Throughout my career, I have encountered a recurring issue that has yet to be resolved with an elegant solution. Picture this: You have a basic page with a repeater that is populated on the server side through data binding. Everything works smoothly and efficiently as intended. Then you decide to introduce pagination or make other adjustments to the output using Ajax for enhanced client interaction.
You create a web service to deliver JSON data, but now you face a dilemma. Either you must write intricate client-side code to modify specific fields in each repeater item, completely rebuild the server-side output from scratch, or opt for my recent method of duplicating the first repeated item and updating its fields while discarding the rest.

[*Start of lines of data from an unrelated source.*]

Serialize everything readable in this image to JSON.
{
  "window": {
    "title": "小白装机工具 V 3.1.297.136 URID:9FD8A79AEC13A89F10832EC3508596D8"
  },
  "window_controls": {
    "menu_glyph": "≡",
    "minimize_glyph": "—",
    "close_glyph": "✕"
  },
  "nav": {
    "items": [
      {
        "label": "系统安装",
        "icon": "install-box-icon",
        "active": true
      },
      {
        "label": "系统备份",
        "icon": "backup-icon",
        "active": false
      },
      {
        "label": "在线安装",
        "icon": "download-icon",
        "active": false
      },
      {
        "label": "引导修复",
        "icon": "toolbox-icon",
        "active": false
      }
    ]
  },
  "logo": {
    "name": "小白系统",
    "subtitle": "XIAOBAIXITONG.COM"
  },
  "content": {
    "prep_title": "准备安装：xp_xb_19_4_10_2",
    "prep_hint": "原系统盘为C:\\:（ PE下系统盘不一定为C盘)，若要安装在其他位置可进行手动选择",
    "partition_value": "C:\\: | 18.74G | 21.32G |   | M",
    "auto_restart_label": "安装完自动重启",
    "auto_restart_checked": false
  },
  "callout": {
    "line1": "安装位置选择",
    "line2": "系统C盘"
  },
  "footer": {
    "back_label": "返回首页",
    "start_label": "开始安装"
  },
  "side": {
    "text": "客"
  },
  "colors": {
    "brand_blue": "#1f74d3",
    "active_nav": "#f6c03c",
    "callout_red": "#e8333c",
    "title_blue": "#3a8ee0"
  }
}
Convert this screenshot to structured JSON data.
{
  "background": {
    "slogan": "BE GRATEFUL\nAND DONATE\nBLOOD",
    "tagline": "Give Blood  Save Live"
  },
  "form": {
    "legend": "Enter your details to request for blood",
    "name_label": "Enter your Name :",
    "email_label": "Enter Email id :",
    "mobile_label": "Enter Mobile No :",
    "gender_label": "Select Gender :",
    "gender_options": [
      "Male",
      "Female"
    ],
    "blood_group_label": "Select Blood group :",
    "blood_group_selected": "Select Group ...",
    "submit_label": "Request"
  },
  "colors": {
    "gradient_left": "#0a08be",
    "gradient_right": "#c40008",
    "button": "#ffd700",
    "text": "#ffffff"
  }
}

All existing approaches fall short due to redundant logic required both server side (template in repeater) and client side (JavaScript for displaying JSON data). There has to be a simpler, more effective way to tackle this challenge. One immediate thought is to return pre-populated repeater HTML instead of JSON from the web server, though this may not reduce output size significantly compared to using ASP.NET AJAX Update panel.
My next consideration was JavaScript templates. Is there a feasible method to transform an unprocessed repeater template on the server side into a JavaScript template embedded on the page during loading or included in the web service response? Unfortunately, no existing solutions seem readily available for this task, and I am unable to devise a straightforward approach myself. Any suggestions?
P.S. Disregarding the option of rendering JavaScript templates at page load and populating them using JavaScript without initial server-based rendering (without repeater and data binding) due to performance concerns.